The book examines what happens when places of worship and ritual practices are rebranded as national culture. It also considers the impact of being designated tangible or intangible cultural properties and, more recently, as UNESCO World or Intangible Heritage. Drawing on primary ethnographic and historical research, the contributions to this volume show the variety of ways in which different actors have contributed to, negotiated, and at times resisted the transformation of religious traditions into heritage. They analyse the conflicts that emerge about questions of signification and authority during these processes of transformation. The book provides important new perspectives on the local implications of UNESCO listings in the Japanese context and showcases the diversity of "sacred heritage" in present-day Japan.

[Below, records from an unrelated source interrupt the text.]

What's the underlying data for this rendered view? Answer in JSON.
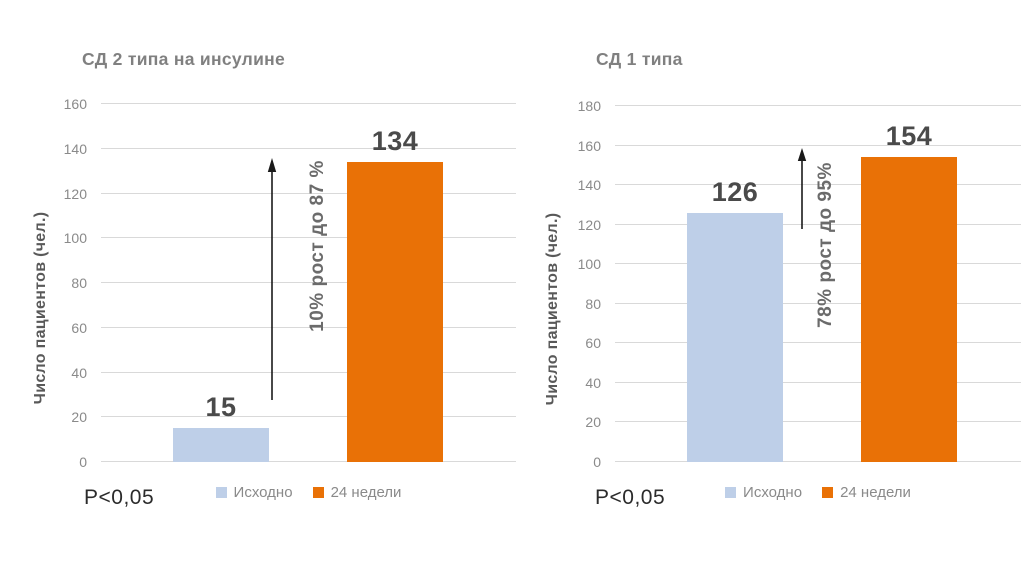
{
  "colors": {
    "baseline": "#BECFE8",
    "week24": "#E97106",
    "gridline": "#D9D9D9",
    "arrow": "#1A1A1A",
    "title_gray": "#808080",
    "value_label_gray": "#4A4A4A"
  },
  "chart_data": [
    {
      "type": "bar",
      "title": "СД 2 типа на инсулине",
      "ylabel": "Число пациентов (чел.)",
      "xlabel": "",
      "ylim": [
        0,
        160
      ],
      "yticks": [
        0,
        20,
        40,
        60,
        80,
        100,
        120,
        140,
        160
      ],
      "grid": "horizontal",
      "legend_position": "bottom",
      "categories": [
        "Исходно",
        "24 недели"
      ],
      "bars": [
        {
          "name": "Исходно",
          "value": 15,
          "label": "15",
          "color_key": "baseline"
        },
        {
          "name": "24 недели",
          "value": 134,
          "label": "134",
          "color_key": "week24"
        }
      ],
      "annotation": "10% рост до 87 %",
      "p_value": "P<0,05"
    },
    {
      "type": "bar",
      "title": "СД 1 типа",
      "ylabel": "Число пациентов (чел.)",
      "xlabel": "",
      "ylim": [
        0,
        180
      ],
      "yticks": [
        0,
        20,
        40,
        60,
        80,
        100,
        120,
        140,
        160,
        180
      ],
      "grid": "horizontal",
      "legend_position": "bottom",
      "categories": [
        "Исходно",
        "24 недели"
      ],
      "bars": [
        {
          "name": "Исходно",
          "value": 126,
          "label": "126",
          "color_key": "baseline"
        },
        {
          "name": "24 недели",
          "value": 154,
          "label": "154",
          "color_key": "week24"
        }
      ],
      "annotation": "78% рост до 95%",
      "p_value": "P<0,05"
    }
  ]
}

Combining perspectives from heritage studies, Japanese studies, religious studies, history, and social anthropology, the volume will be of interest to scholars and students who want to learn more about the diversity of local responses to heritage conservation in non-Western societies. It will also be of interest to scholars and students engaged in the study of Japanese religion, society, or cultural policies.
Table of Contents
Chapter 1 Heritage-Making and the Transformation of Religion in Modern Japan
Mark Teeuwen and Aike P. Rots
Chapter 2 The Politics of Japan’s Use of World Heritage: From Ratifying the World Heritage Convention to the Mozu–Furuichi Tumulus Clusters
Tze M. Loo
Chapter 3 An Introduction to Multilateral Heritage Politics: Japan and the World Heritage Convention
Chapter 4 World Cultural Heritage and Women’s Exclusion from Sacred Sites in Japan
Lindsey E. DeWitt
Chapter 5 Whose Sacred Site? Contesting World Heritage at Sefa Utaki
Aike P. Rots
Chapter 6 What Does it Mean to Become UNESCO Intangible Cultural Heritage? The Case of aenokoto
Chapter 7 Kyoto’s Gion Float Parade as Heritage: Between Culture, Religion, and Faith
Chapter 8 The Story Beyond UNESCO: Local Buddhist Temples and the Heritage of Survival in Regional Japan
Paulina K. Kolata
Chapter 9 Omissions, Stratagems, and Dissent: The Shikoku Pilgrimage and the Problems of Applying for World Heritage Status
Aike P. Rots is Associate Professor of Asian Studies at the University of Oslo. His research interests include religion and the environment, ritual and sacred space, human–nature relations, and the politics of religion in contemporary East and Southeast Asia.
Mark Teeuwen is Professor of Japanese Studies at the University of Oslo. His field of research is the history of religion in Japan.